後に、SNSによる相談業務も加わりました。コミュニケーションの質が電話メールとは又違い、色々と勉強になりました。LINEを使って就職相談ができることで若い世代のハードルが下がり、相談件数が増えました。

おしごとアドバイザーの同僚は十数名いました。全員が凄腕キャリアコンサルタントで、相談者に寄り添って傾聴する真摯な姿勢から学ぶところが大きかったです。皆さん、品格と良識のある紳士淑女で、落ち着いた気持ちで仕事ができたのは仲間に恵まれたおかげです。

おしごとアドバイザーの相談窓口は、ハローワークが開いていない平日夜と土日祝に就職の相談することができて、相談者にとって利用価値が高かったです。おしごとアドバイザーはハローワークの就職支援を補完する事業として、確実に需要がありました。

しかしながら、おしごとアドバイザーの事業予算は次年度に計上されず、2022年3月末をもって事業終了となりました。終了してしまったのは大変に残念なことで、相談者からも惜しむ声が多く寄せられました。今後予算が復活するかどうかは分かりませんが、必要なサービスだったと思います。

ただし、あくまで個人的な事情なのですが、事業終了でおしごとアドバイザーの任務から解かれて、内心ホッとした気持ちもありました。この仕事を始めてから深夜帰宅の日々になり、わが家は父親の家庭不在が続いてファザーリング的には良くない状態でした。

そして、コロナ禍でリモートワークが進み、企業研修はオンライン実施が通常になって、講演依頼が戻ってきました。当初はオンラインに苦手意識があったのですが慣れるうちに勘所をつかみ、オンライン講演を積極的に引き受けるようになりました。

そうして講演の仕事が増えて、おしごとアドバイザーの業務との調整が大変になってきました。
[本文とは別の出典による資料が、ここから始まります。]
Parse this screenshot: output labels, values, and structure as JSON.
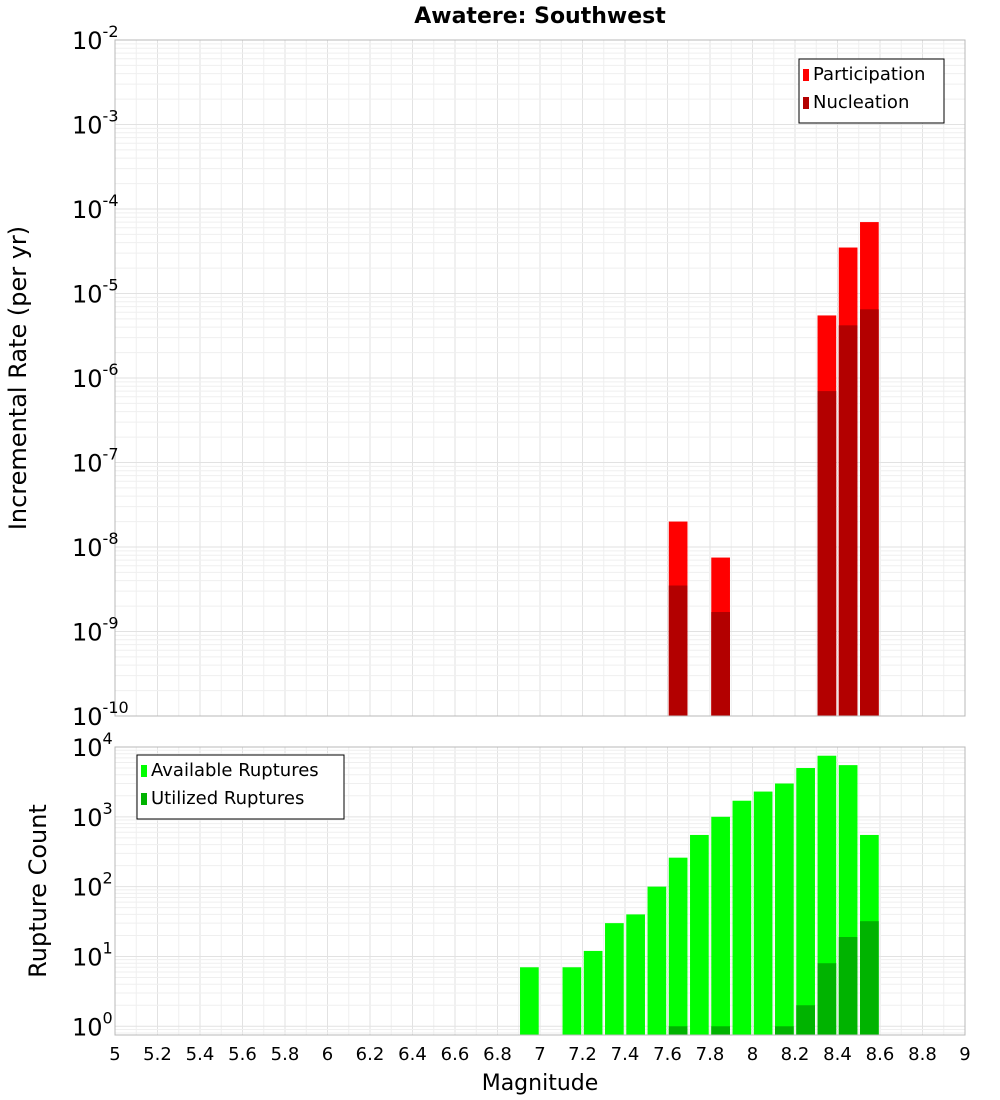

2021年の秋以降は講演業とおしごとアドバイザーで予定が埋まり、休みがほぼなくなりました。疲労が蓄積して、ストレス解消でサウナ依存症が酷くなりました。

おしごとアドバイザーは6年間行われましたが、私が勤めたのは2年弱で、2500以上の相談に対応しました。キャリアコンサルティングのケースを圧倒的に積むことができたおかげで、キャリアコンサルタントとしての力量が相当に高まりました。

コロナ禍で就職困難の状況は依然として続いており、今後も就職支援の仕事に注力したいところです。

★おしごとアドバイザーの事務局および相談員の皆様、厚生労働省、その他おしごとアドバイザーに関わっていらっしゃった方々に厚く御礼申し上げます。そして、一度もお会いしたことはないのですが、窓口を利用してくださった求職者の皆さんに感謝しています。